Guy Hepner runs an art gallery and dealership in New York City. Like many businesses, his had to transition fully to online sales during the COVID-19 pandemic. He sought to recoup the lost profits under his insurance policy, but his insurance provider denied his request. Since the policy covers damage only to physical property and Hepner’s profits aren’t physical property, the insurer reasoned, Hepner is not entitled to coverage. Hepner sued. Second Circuit panel: The insurer’s reasoning is sound. Case dismissed.
8. D.C. Circuit dismisses challenge to Amtrak’s arbitration requirement.
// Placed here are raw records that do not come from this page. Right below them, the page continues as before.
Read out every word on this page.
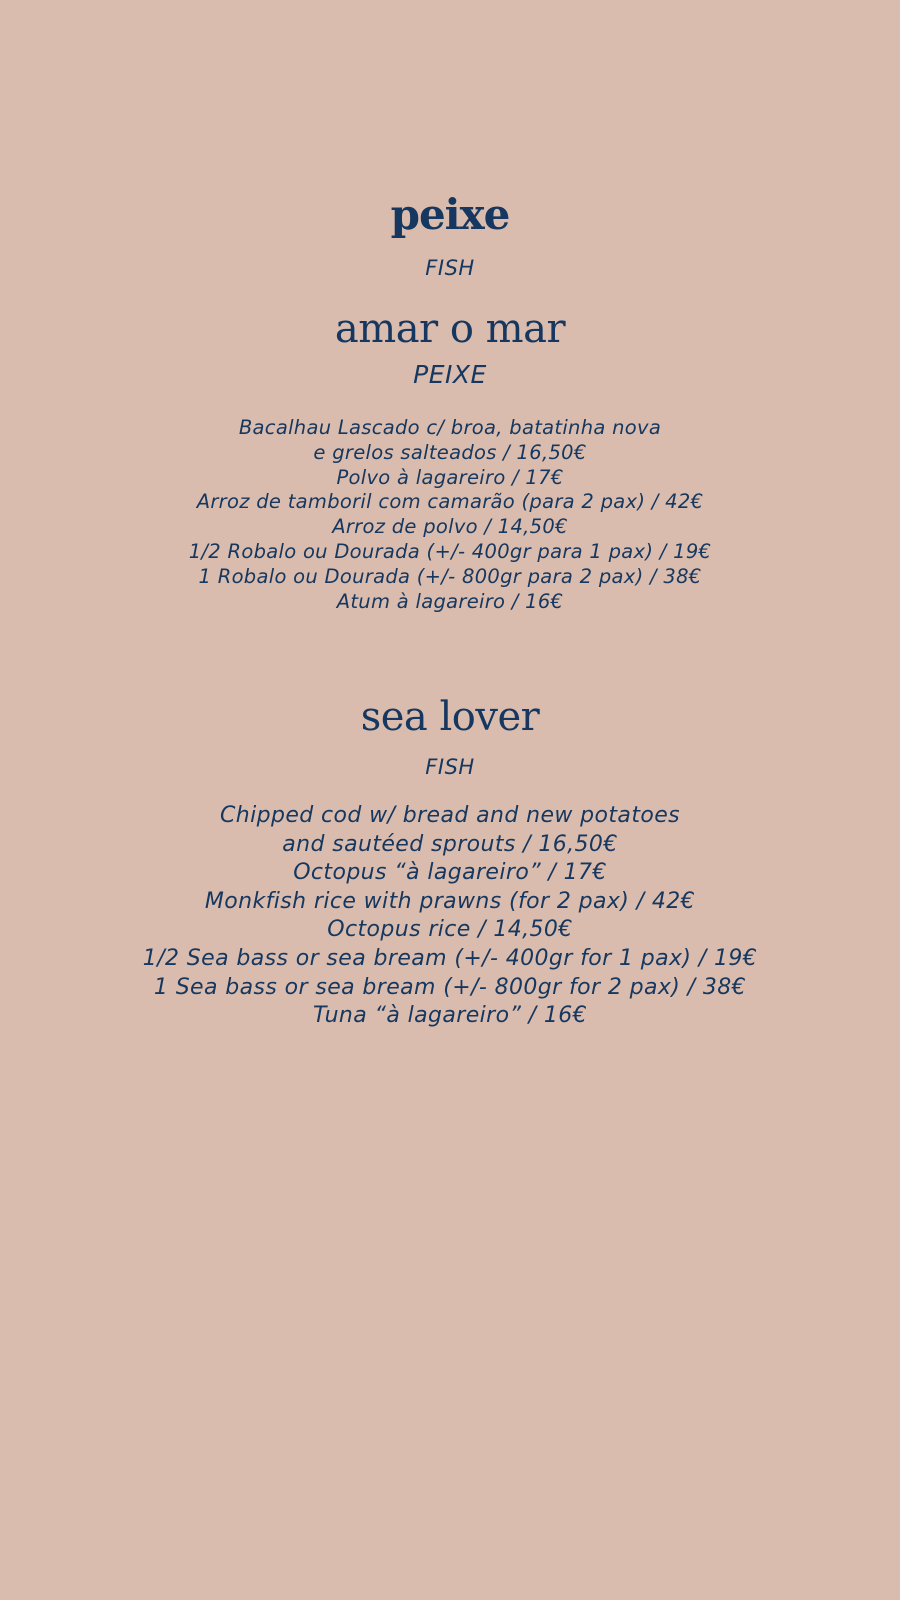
peixe
FISH
amar o mar
PEIXE
Bacalhau Lascado c/ broa, batatinha nova
e grelos salteados / 16,50€
Polvo à lagareiro / 17€
Arroz de tamboril com camarão (para 2 pax) / 42€
Arroz de polvo / 14,50€
1/2 Robalo ou Dourada (+/- 400gr para 1 pax) / 19€
1 Robalo ou Dourada (+/- 800gr para 2 pax) / 38€
Atum à lagareiro / 16€
sea lover
FISH
Chipped cod w/ bread and new potatoes
and sautéed sprouts / 16,50€
Octopus “à lagareiro” / 17€
Monkfish rice with prawns (for 2 pax) / 42€
Octopus rice / 14,50€
1/2 Sea bass or sea bream (+/- 400gr for 1 pax) / 19€
1 Sea bass or sea bream (+/- 800gr for 2 pax) / 38€
Tuna “à lagareiro” / 16€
Amtrak, the federal railroad service, imposes a mandatory arbitration requirement on all passengers and ticket purchasers. Robert Weissman, president of Public Citizen, a progressive nonprofit, sued Amtrak to invalidate the arbitration requirement. Amtrak: Mr. Weissman lacks standing, for we have never invoked the arbitration requirement against him. Mr. Weissman: I have standing because I can’t purchase a ticket without “strip[ping] [myself] of the ability to determine . . . the level of risk to accept when deciding whether to enter into a commercial transaction.” D.C. Circuit panel: Uh, no. Mr. Weissman has not plausibly alleged any current or imminent injury-in-fact, so he lacks standing. Suit dismissed. Judge Silberman, concurring: Mr. Weissman’s argument is quite bad but deserves “credit for ingenuity.”
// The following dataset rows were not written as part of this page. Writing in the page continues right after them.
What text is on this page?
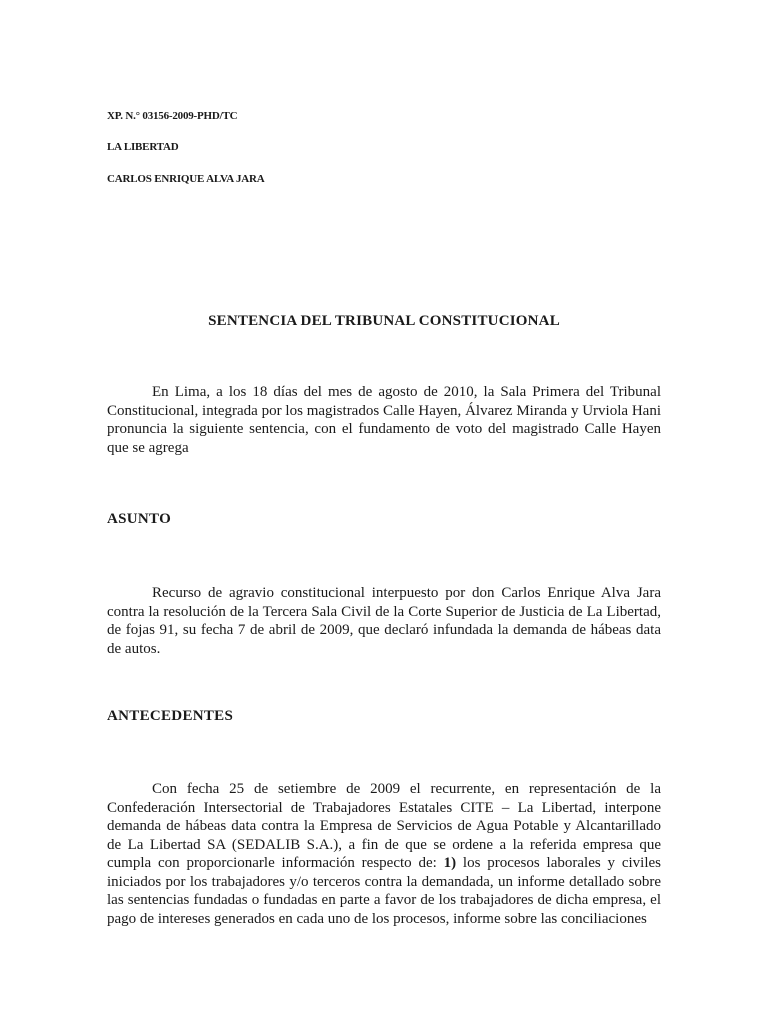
XP. N.° 03156-2009-PHD/TC
LA LIBERTAD
CARLOS ENRIQUE ALVA JARA
SENTENCIA DEL TRIBUNAL CONSTITUCIONAL

En Lima, a los 18 días del mes de agosto de 2010, la Sala Primera del Tribunal Constitucional, integrada por los magistrados Calle Hayen, Álvarez Miranda y Urviola Hani pronuncia la siguiente sentencia, con el fundamento de voto del magistrado Calle Hayen que se agrega

ASUNTO

Recurso de agravio constitucional interpuesto por don Carlos Enrique Alva Jara contra la resolución de la Tercera Sala Civil de la Corte Superior de Justicia de La Libertad, de fojas 91, su fecha 7 de abril de 2009, que declaró infundada la demanda de hábeas data de autos.

ANTECEDENTES

Con fecha 25 de setiembre de 2009 el recurrente, en representación de la Confederación Intersectorial de Trabajadores Estatales CITE – La Libertad, interpone demanda de hábeas data contra la Empresa de Servicios de Agua Potable y Alcantarillado de La Libertad SA (SEDALIB S.A.), a fin de que se ordene a la referida empresa que cumpla con proporcionarle información respecto de: 1) los procesos laborales y civiles iniciados por los trabajadores y/o terceros contra la demandada, un informe detallado sobre las sentencias fundadas o fundadas en parte a favor de los trabajadores de dicha empresa, el pago de intereses generados en cada uno de los procesos, informe sobre las conciliaciones
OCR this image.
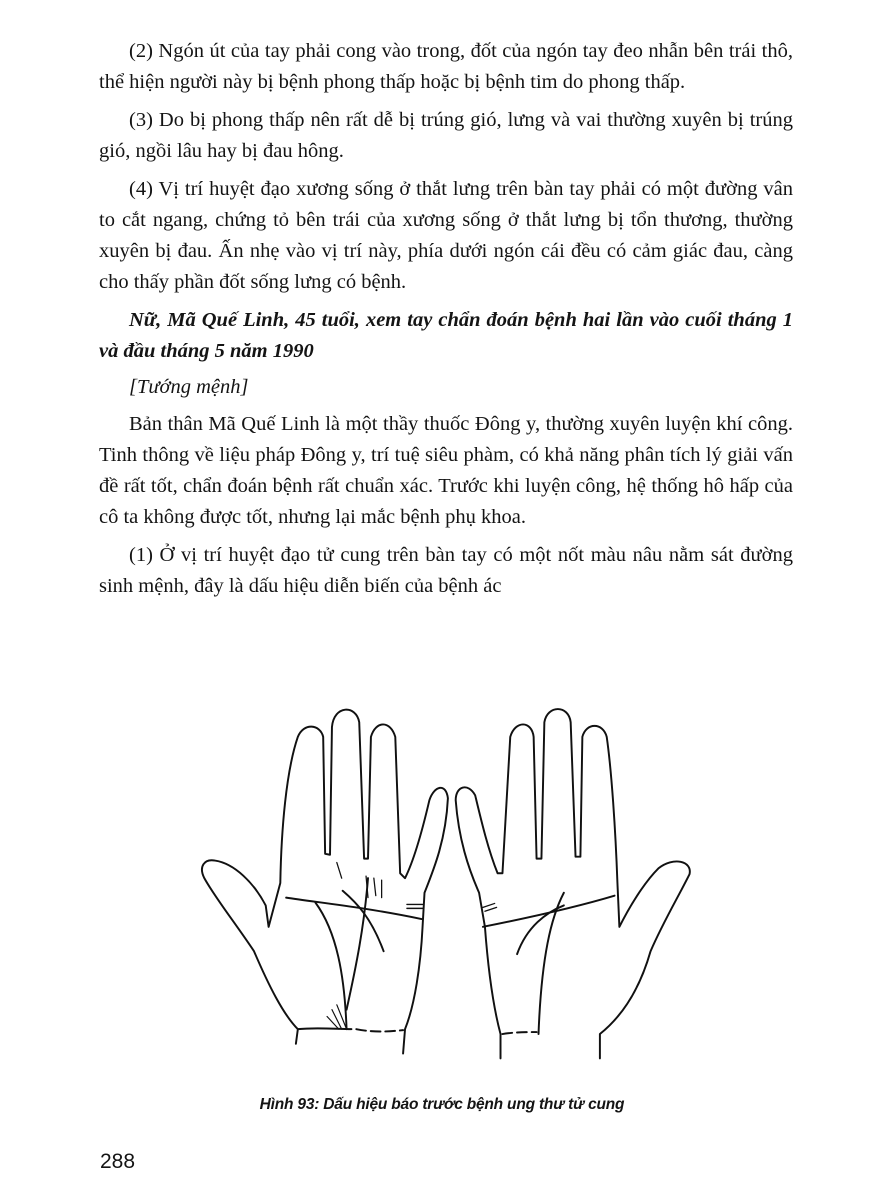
(2) Ngón út của tay phải cong vào trong, đốt của ngón tay đeo nhẫn bên trái thô, thể hiện người này bị bệnh phong thấp hoặc bị bệnh tim do phong thấp.

(3) Do bị phong thấp nên rất dễ bị trúng gió, lưng và vai thường xuyên bị trúng gió, ngồi lâu hay bị đau hông.

(4) Vị trí huyệt đạo xương sống ở thắt lưng trên bàn tay phải có một đường vân to cắt ngang, chứng tỏ bên trái của xương sống ở thắt lưng bị tổn thương, thường xuyên bị đau. Ấn nhẹ vào vị trí này, phía dưới ngón cái đều có cảm giác đau, càng cho thấy phần đốt sống lưng có bệnh.

Nữ, Mã Quế Linh, 45 tuổi, xem tay chẩn đoán bệnh hai lần vào cuối tháng 1 và đầu tháng 5 năm 1990

[Tướng mệnh]

Bản thân Mã Quế Linh là một thầy thuốc Đông y, thường xuyên luyện khí công. Tinh thông về liệu pháp Đông y, trí tuệ siêu phàm, có khả năng phân tích lý giải vấn đề rất tốt, chẩn đoán bệnh rất chuẩn xác. Trước khi luyện công, hệ thống hô hấp của cô ta không được tốt, nhưng lại mắc bệnh phụ khoa.

(1) Ở vị trí huyệt đạo tử cung trên bàn tay có một nốt màu nâu nằm sát đường sinh mệnh, đây là dấu hiệu diễn biến của bệnh ác

Hình 93: Dấu hiệu báo trước bệnh ung thư tử cung
288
9. D.C. Circuit gives wings to pilot’s dispute with FAA.
Before becoming a certified commercial airline pilot, Charles Erwin sought treatment for alcohol dependence. As part of his pilot’s certification Mr. Erwin undergoes random alcohol tests by the Federal Aviation Administration (FAA) several times a year. He passed with flying results for months. One afternoon he eats a pulled pork sandwich at a Tennessee restaurant. The next morning he submits to an FAA alcohol test. He fails it. The next day he voluntarily takes two more alcohol tests, both of which he passes. Bewildered, he phones the restaurant and asks about his meal. Turns out the restaurant cooks its pulled pork in beer, but the menu doesn’t advertise it. Meanwhile, the FAA revokes Mr. Erwin’s certification to fly. Mr. Erwin asks the FAA to reconsider and submits his negative tests, the restaurant’s full explanation, and several supporting documents from medical examiners and scholars. The FAA denies his request. It states curtly that his supporting documents are “not sufficient to reverse” the FAA’s decision. D.C. Circuit panel: That’s not an adequate explanation. Try again.
10. Seventh Circuit issues show-cause order for counsel in clients’ tax avoidance scheme.
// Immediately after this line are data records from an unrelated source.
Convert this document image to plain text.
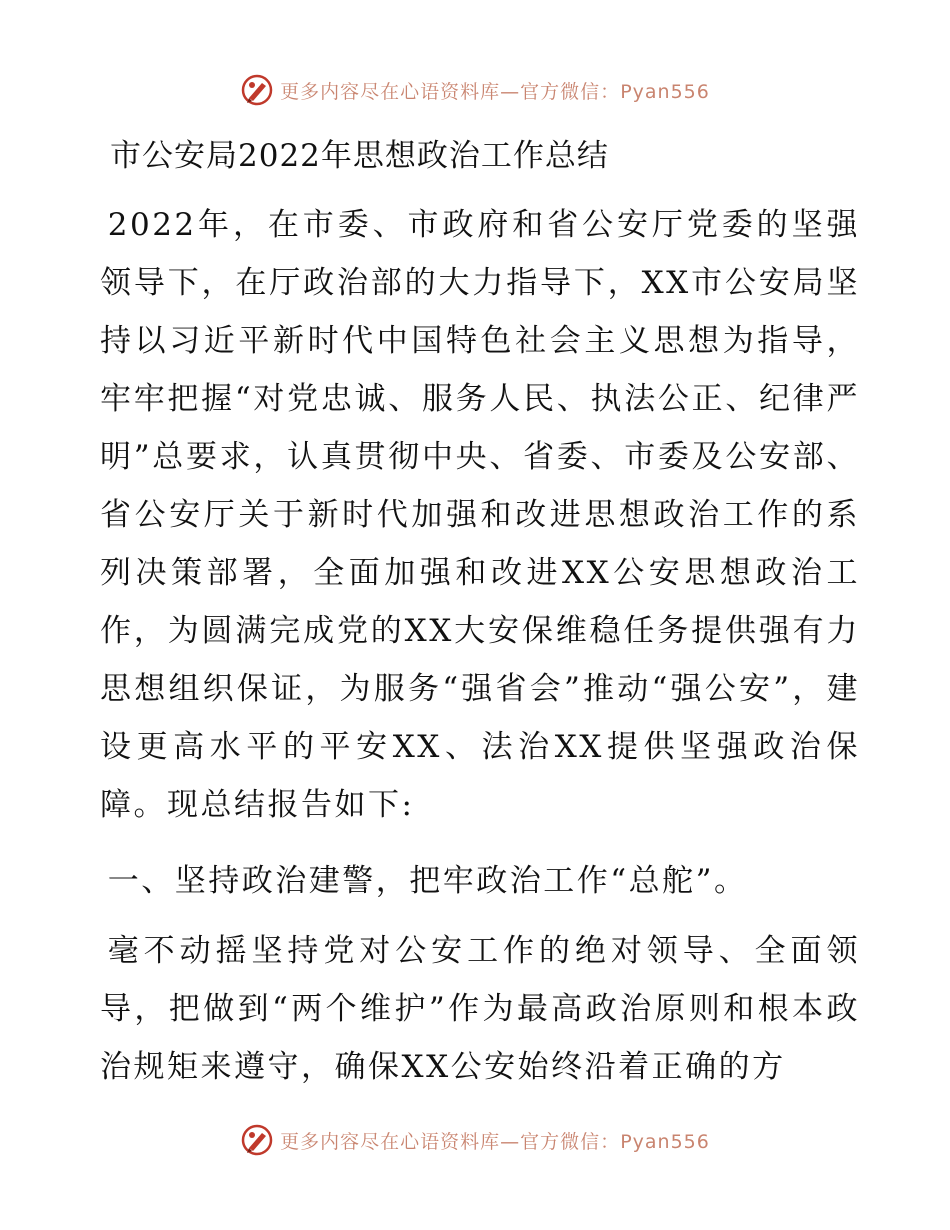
更多内容尽在心语资料库—官方微信：Pyan556
市公安局2022年思想政治工作总结

2022年，在市委、市政府和省公安厅党委的坚强领导下，在厅政治部的大力指导下，XX市公安局坚持以习近平新时代中国特色社会主义思想为指导，牢牢把握“对党忠诚、服务人民、执法公正、纪律严明”总要求，认真贯彻中央、省委、市委及公安部、省公安厅关于新时代加强和改进思想政治工作的系列决策部署，全面加强和改进XX公安思想政治工作，为圆满完成党的XX大安保维稳任务提供强有力思想组织保证，为服务“强省会”推动“强公安”，建设更高水平的平安XX、法治XX提供坚强政治保障。现总结报告如下:

一、坚持政治建警，把牢政治工作“总舵”。

毫不动摇坚持党对公安工作的绝对领导、全面领导，把做到“两个维护”作为最高政治原则和根本政治规矩来遵守，确保XX公安始终沿着正确的方

更多内容尽在心语资料库—官方微信：Pyan556
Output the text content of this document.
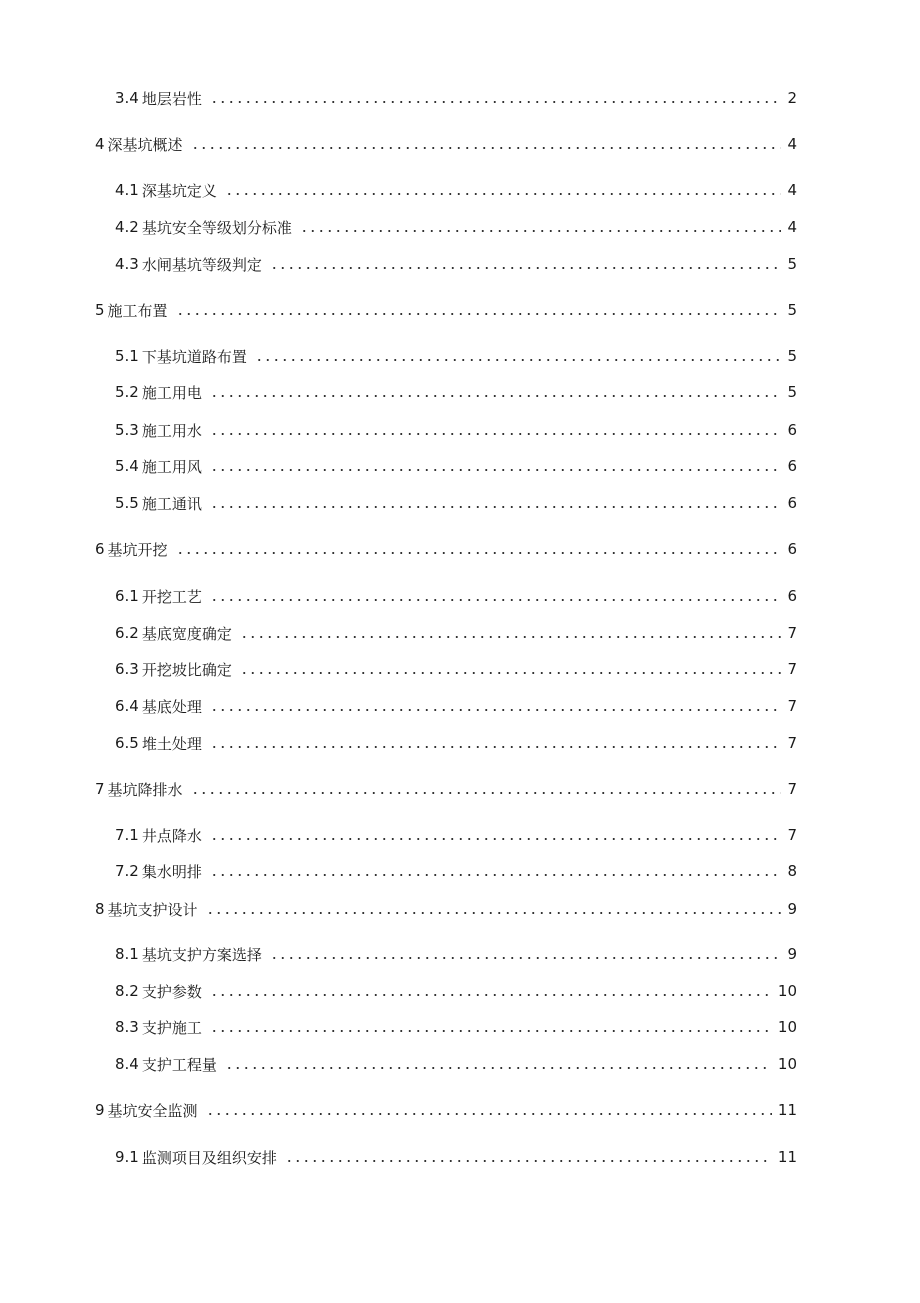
3.4 地层岩性	2
4 深基坑概述	4
4.1 深基坑定义	4
4.2 基坑安全等级划分标准	4
4.3 水闸基坑等级判定	5
5 施工布置	5
5.1 下基坑道路布置	5
5.2 施工用电	5
5.3 施工用水	6
5.4 施工用风	6
5.5 施工通讯	6
6 基坑开挖	6
6.1 开挖工艺	6
6.2 基底宽度确定	7
6.3 开挖坡比确定	7
6.4 基底处理	7
6.5 堆土处理	7
7 基坑降排水	7
7.1 井点降水	7
7.2 集水明排	8
8 基坑支护设计	9
8.1 基坑支护方案选择	9
8.2 支护参数	10
8.3 支护施工	10
8.4 支护工程量	10
9 基坑安全监测	11
9.1 监测项目及组织安排	11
For years an Illinois couple deposited income in a life insurance policy held in trust. But wait! The trust was a sham. Its “insurers” were shell corporations in Bermuda and the Cook Islands. The IRS suspected a ruse and issued a delinquency notice. The couple then sawed off the branch on which it sat: They challenged the delinquency in court. Doing so involved discovery, which required the couple to disclose their tax records. Those records revealed the couple failed to report nearly $15 million in income in a manner that, to the IRS, looks like your quintessential example of civil fraud. To do justice to Judge Sykes, we quote part of his opinion for a unanimous Seventh Circuit panel: “We affirm. The [couple’s] rambling brief spans 78 pages yet somehow develops only two coherent arguments remotely related to the [lower] court’s decision. And those two arguments are baseless: the [couple] stipulated them away in the [lower] court. We therefore order John E. Rogers, the [couple’s] attorney, to show cause why he should not be sanctioned under Rule 38 for filing this frivolous appeal.”
An in en banc news:
The Tenth Circuit, voting 5:2, won’t reconsider a panel’s holding that someone born in American Samoa is not ipso facto a U.S. citizen under the Fourteenth Amendment. The dissent of Judges Bacharach and Moritz, which features eleven maps and tables, argues the panel majority gave inadequate treatment to the meaning of the Citizenship Clause. The only other federal appellate court to consider the question was a D.C. Circuit panel, which held the same in 2015.